KfW Kredit für Programm 155 hier noch nachträglich möglich?

Wir haben im August ein Haus gekauft und im Herbst mit der Renovierung begonnen. Zunächst wurde einige Abbrucharbeiten durchgeführt. Parallel dazu wurde die Planung für den Ausbau druchgeführt. bei den Planungen hat sich ergeben, dass wir nach der Renovierung ein KFW 155 Haus erreichen können und dieses jetzt auch anstreben. Bisher wurde noch nicht mit energetischen Maßnahmen begonnen, da die finale Planung dafür jetzt erst fertig gestellt wird. Können wir für den Ausbau jetzt noch einen KFW-Kredit (KFW-155) beantragen, obwohl das Haus im Auguast 2018 gekauft (und finanziert wurde)? Oder ist jetzt nur noch die Beantragung von Förderungen möglich?
Antwort von Planungsbüro für energieeffiziente Gebäude, Dipl. Ing. Jürgen Nader

Das Programm 155 kenne ich zwar nicht.
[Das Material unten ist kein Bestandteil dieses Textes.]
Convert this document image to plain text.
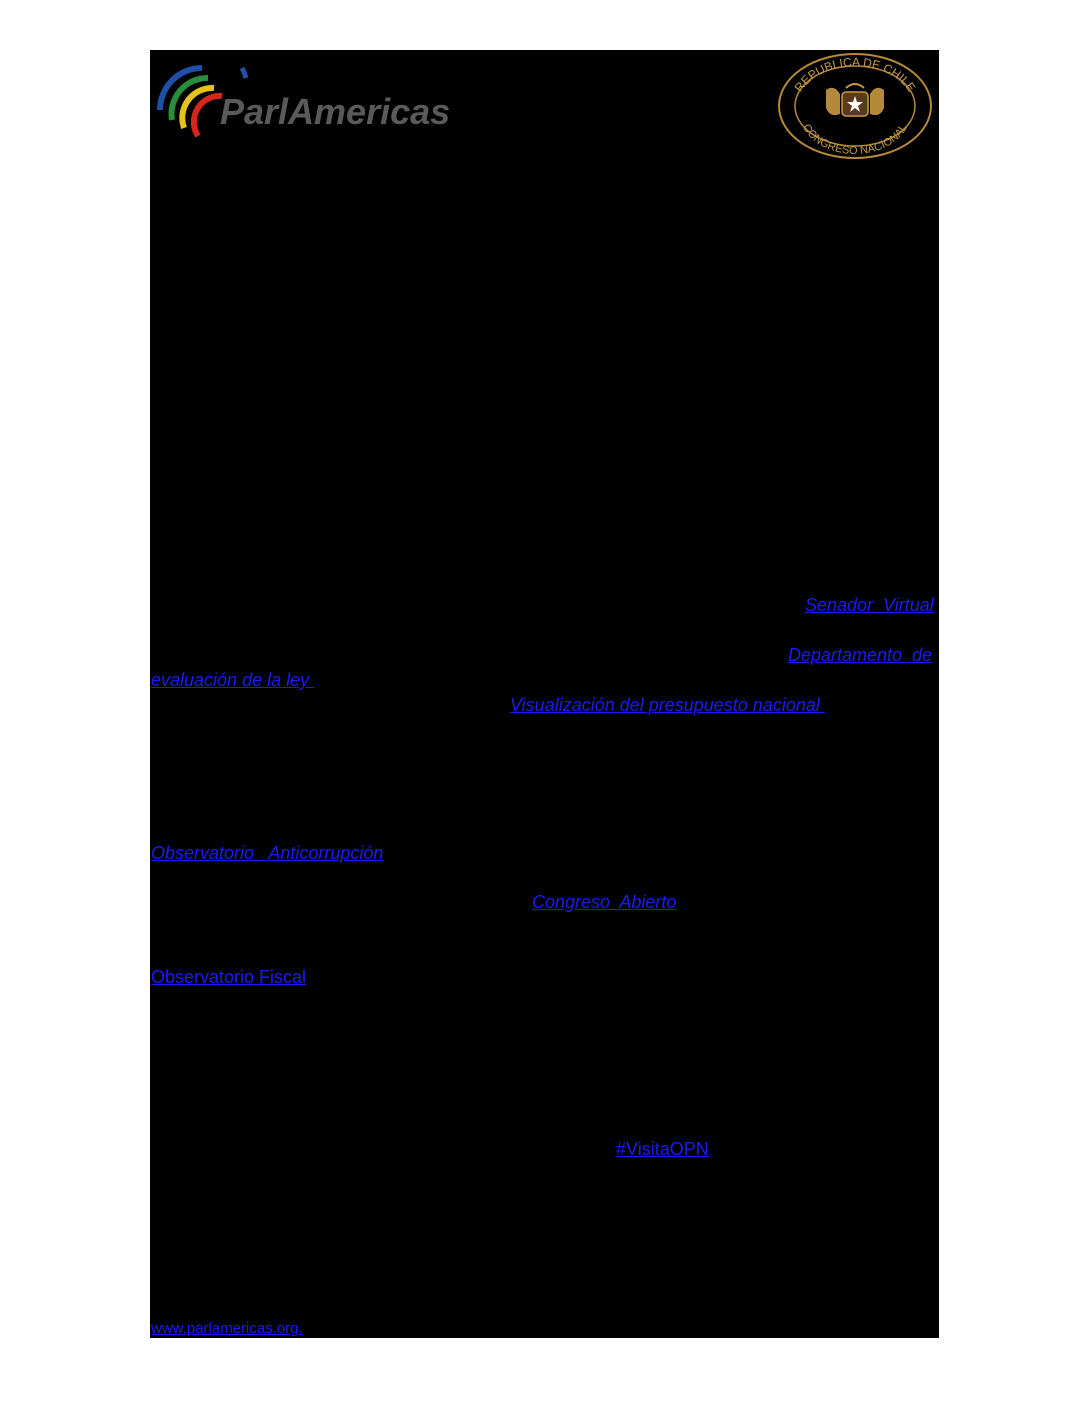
ParlAmericas
REPUBLICA DE CHILE
CONGRESO NACIONAL
Senador  Virtual
Departamento  de
evaluación de la ley
Visualización del presupuesto nacional
Observatorio   Anticorrupción
Congreso  Abierto
Observatorio Fiscal
#VisitaOPN
www.parlamericas.org.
Sie meinen bestimmt das Programm 430 (Zuschuss) oder 151/152 (Kredit) und dann
eine Sanierung zum KfW-Effizienzhaus.
Solange da noch nicht mit den Artbeiten begonnen wurde, kann man das noch beantragen.
Ich empfehle dringend, schnell einen KfW-Sachverständigen einzubinden.

Neubau mit Gasbrennwert und Solarthermie - lohnt sich die Solarthermieanlage hier?
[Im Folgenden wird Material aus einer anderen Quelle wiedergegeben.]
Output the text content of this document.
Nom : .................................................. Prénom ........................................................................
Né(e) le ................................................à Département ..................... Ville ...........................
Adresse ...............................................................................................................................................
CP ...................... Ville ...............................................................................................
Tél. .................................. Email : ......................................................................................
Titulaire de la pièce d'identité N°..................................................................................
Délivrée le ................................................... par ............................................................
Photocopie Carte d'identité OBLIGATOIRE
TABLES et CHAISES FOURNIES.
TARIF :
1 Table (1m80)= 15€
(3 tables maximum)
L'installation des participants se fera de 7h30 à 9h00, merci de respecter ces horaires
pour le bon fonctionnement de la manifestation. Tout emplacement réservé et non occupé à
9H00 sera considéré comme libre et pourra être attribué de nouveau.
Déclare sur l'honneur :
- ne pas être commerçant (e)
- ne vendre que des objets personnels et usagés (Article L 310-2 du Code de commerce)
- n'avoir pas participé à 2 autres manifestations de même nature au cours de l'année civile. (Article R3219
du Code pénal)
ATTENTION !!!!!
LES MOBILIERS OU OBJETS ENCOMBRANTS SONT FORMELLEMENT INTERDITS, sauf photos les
Für einem Neubau mit 130qm und einem Energiebedarf von 57 kWh/qm*a ergibt sich ein Jahres-Energiebedarf von ca. 7.500 kWh. Bei einem Gasbrennwertsystem mit Solarthermie für WW und Heizung entstehen für die Solarthermie Mehrkosten von ca. € 5.000. Einsparung mit Solarthermie liegt "optimistisch" bei 30%. Die Kosten p.a. für 7.500kWh mit €0,07/kWh Gaspreis liegen bei € 525. Ersparnis 30% = € 157 p.a. Warum sollte ich € 5.000 investieren wenn es 32 Jahre dauert bis es sich amortisiert. Dabei wurden noch nicht einmal die Betriebs- und Reparaturkosten einbezogen.
Antwort von Energieberatung GeBS Ingenieurbüro

Bei EEWG- Bund ist vorgeschrieben das wir im Neubau 50 % von Wärmebedarf mit Erneuerbaren Energien abdecken müssen. Ea gehts nur mit Biomasse Anlage oder mit Wärmepumpen. BW Kessel mit Solaranlage reicht nicht.

Brauche ich als Bauherr einen Durchbruchsplan bzw. Leitungsplan?

Brauche ich als Bauherr einen Durchbruchsplan bzw. Leitungsplan (Elektro und Heizungsplan) für die Baugenehmigung bzw. kurz danach vor dem Baubeginn oder doch nicht und die ausführende Firma (Heizungsbauer, Elektriker, Sanitärfirma) macht die Pläne beim Begehen des Rohbaus selber und besser ? was macht Sinn zu machen? Auf dieser Seite geht es nicht klar hervor ob man beim EFH die Pläne als Bauherr doch machen lassen muss bevor man anfängt zu bauen oder doch nicht... danke sehr zumindest bin ich nicht durchgedrungen um es 100% zu wissen
Antwort von GESBB - Ingenieurbüro

Baurechtlich bestehen diesbezüglich keine Anforderungen/ Notwendigkeiten.
Aus wirtschaftlicher Sicht sollte man jedoch auf eine fachgerechte Anlagendimensionierung Wert
legen.
Die Kosten für einen spezialisierten TGA Planer für EFH sind mit ~ 1T€ sicherlich gering.